One potential limitation of our study is that our data reflect the experience of a single center. In addition, although our number of long-term survivors and median follow-up evaluated is among the highest reported to date, it might still not be satisfactory to draw definitive conclusions about COPD long-term outcome. Another potential limitation is that COPD patients were significantly older than patients without COPD. Nevertheless, our results were even more pronounced after adjustment for age in the multivariate model. Moreover, other oxygenators (e.g., polymethylpentene oxygenators) demonstrated less pro-inflammatory effects, improved gas exchange capabilities, and reduced transfusion requirements compared to microporous oxygenators [3234], which were used in the presented study.
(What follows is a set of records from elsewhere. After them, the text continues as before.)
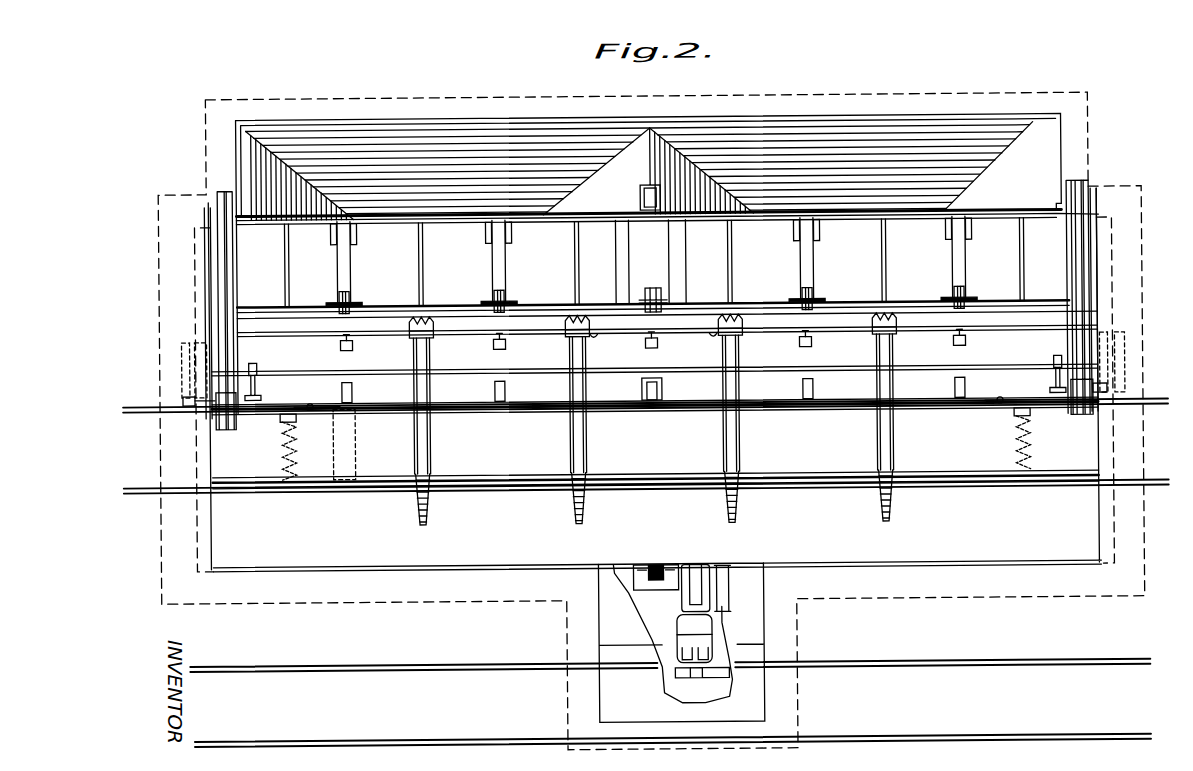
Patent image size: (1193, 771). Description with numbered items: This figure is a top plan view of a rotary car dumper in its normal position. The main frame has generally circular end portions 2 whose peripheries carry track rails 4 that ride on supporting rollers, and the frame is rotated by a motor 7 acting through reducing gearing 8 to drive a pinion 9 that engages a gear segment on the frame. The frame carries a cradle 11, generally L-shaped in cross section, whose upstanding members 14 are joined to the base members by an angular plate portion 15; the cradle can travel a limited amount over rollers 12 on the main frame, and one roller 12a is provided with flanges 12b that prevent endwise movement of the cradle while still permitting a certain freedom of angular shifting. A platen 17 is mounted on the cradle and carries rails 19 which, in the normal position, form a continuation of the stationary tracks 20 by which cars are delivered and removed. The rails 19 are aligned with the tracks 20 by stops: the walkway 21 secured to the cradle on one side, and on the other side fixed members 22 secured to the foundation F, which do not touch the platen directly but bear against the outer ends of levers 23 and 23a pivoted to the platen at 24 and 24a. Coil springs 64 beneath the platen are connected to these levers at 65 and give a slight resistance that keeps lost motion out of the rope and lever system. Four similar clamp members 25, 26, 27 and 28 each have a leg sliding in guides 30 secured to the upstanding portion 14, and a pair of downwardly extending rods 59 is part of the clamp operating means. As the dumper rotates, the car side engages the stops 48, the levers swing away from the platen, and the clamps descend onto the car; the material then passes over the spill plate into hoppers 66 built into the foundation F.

The end portions 2 is at (208, 194).
The track rails 4 is at (229, 191).
The motor 7 is at (704, 631).
The reducing gearing 8 is at (708, 601).
The pinion 9 is at (652, 590).
The cradle 11 is at (667, 335).
The rollers 12 is at (351, 300).
The roller 12a is at (655, 289).
The flanges 12b is at (665, 289).
The upstanding members 14 is at (497, 268).
The angular plate portion 15 is at (653, 387).
The platen 17 is at (655, 460).
The rails 19 is at (533, 396).
The stationary tracks 20 is at (147, 411).
The walkway 21 is at (663, 532).
The fixed members 22 is at (183, 393).
The lever 23 is at (1022, 399).
The lever 23a is at (294, 404).
The pivot 24 is at (1000, 400).
The pivot 24a is at (310, 404).
The clamp member 25 is at (891, 507).
The clamp member 26 is at (735, 512).
The clamp member 27 is at (584, 512).
The clamp member 28 is at (430, 514).
The guides 30 is at (590, 336).
The stops 48 is at (341, 345).
The rods 59 is at (432, 313).
The coil springs 64 is at (282, 451).
The connection 65 is at (283, 411).
The hoppers 66 is at (437, 155).
The foundation F is at (180, 368).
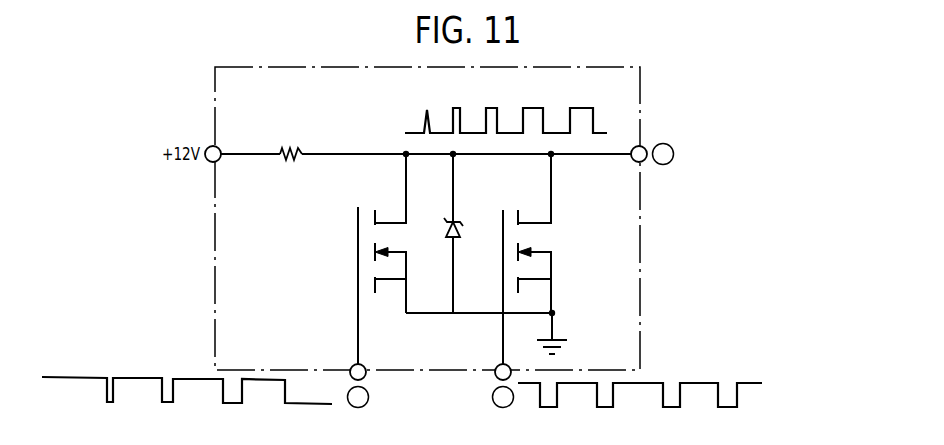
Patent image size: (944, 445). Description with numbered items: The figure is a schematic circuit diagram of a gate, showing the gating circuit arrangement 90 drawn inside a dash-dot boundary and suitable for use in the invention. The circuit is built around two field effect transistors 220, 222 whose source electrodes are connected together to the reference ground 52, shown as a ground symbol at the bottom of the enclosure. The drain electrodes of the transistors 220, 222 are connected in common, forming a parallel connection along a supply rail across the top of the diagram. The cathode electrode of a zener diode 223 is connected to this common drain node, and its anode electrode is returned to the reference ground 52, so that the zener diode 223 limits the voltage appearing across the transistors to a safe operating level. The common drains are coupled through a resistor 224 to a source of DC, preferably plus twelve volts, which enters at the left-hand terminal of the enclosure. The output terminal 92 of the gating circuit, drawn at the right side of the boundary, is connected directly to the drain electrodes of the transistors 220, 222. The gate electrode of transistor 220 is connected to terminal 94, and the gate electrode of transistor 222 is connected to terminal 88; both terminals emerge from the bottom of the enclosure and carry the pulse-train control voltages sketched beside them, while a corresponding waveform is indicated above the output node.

The resistor 224 is at (288, 146).
The field effect transistor 220 is at (379, 222).
The field effect transistor 222 is at (524, 222).
The zener diode 223 is at (457, 219).
The output terminal 92 is at (644, 163).
The gating circuit arrangement 90 is at (641, 256).
The reference ground 52 is at (565, 343).
The terminal 94 is at (365, 377).
The terminal 88 is at (495, 376).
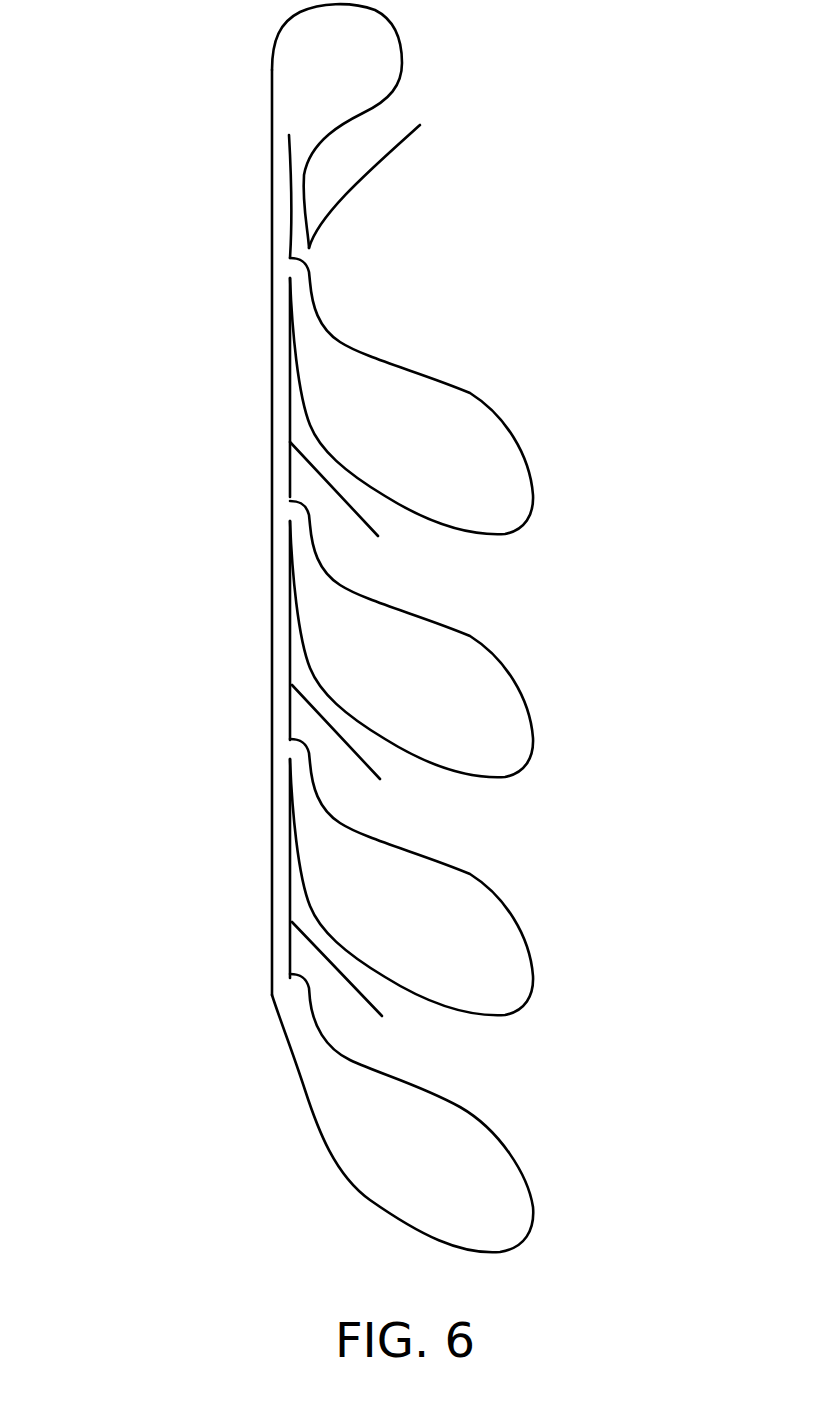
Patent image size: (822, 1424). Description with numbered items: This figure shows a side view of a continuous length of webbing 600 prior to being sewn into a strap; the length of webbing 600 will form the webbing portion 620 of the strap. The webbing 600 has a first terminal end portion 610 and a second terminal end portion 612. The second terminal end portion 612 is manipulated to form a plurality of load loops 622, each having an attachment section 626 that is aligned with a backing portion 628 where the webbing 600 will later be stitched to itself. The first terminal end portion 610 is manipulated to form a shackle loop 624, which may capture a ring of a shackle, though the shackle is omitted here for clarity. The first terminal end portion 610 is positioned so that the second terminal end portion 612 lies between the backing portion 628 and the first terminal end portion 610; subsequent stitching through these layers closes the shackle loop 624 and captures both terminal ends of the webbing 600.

The webbing 600 is at (268, 370).
The first terminal end portion 610 is at (420, 125).
The second terminal end portion 612 is at (289, 180).
The webbing portion 620 is at (582, 235).
The load loops 622 is at (503, 425).
The shackle loop 624 is at (281, 44).
The attachment sections 626 is at (378, 536).
The backing portion 628 is at (268, 516).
However, during the observation period of our study microporous oxygenators were widely used in clinical practice [3, 3538]. Finally, the diagnosis of COPD was based on previous medical reports. A systematic diagnostic work-up, including spirometry in survivors, would have been desirable.

Conclusion

We identified COPD as a strong and independent predictor of long-term all-cause mortality and cardiovascular mortality in patients undergoing veno-arterial ECMO therapy following cardiovascular surgery. The current study advances the limited knowledge on long-term risk prediction in ECMO patients and represents a valuable addition for a comprehensive decision-making prior to ECMO implantation. Nevertheless, the pathophysiological mechanisms underlying these associations and the potential for risk modification through intensified measures of secondary prevention have to be further elucidated.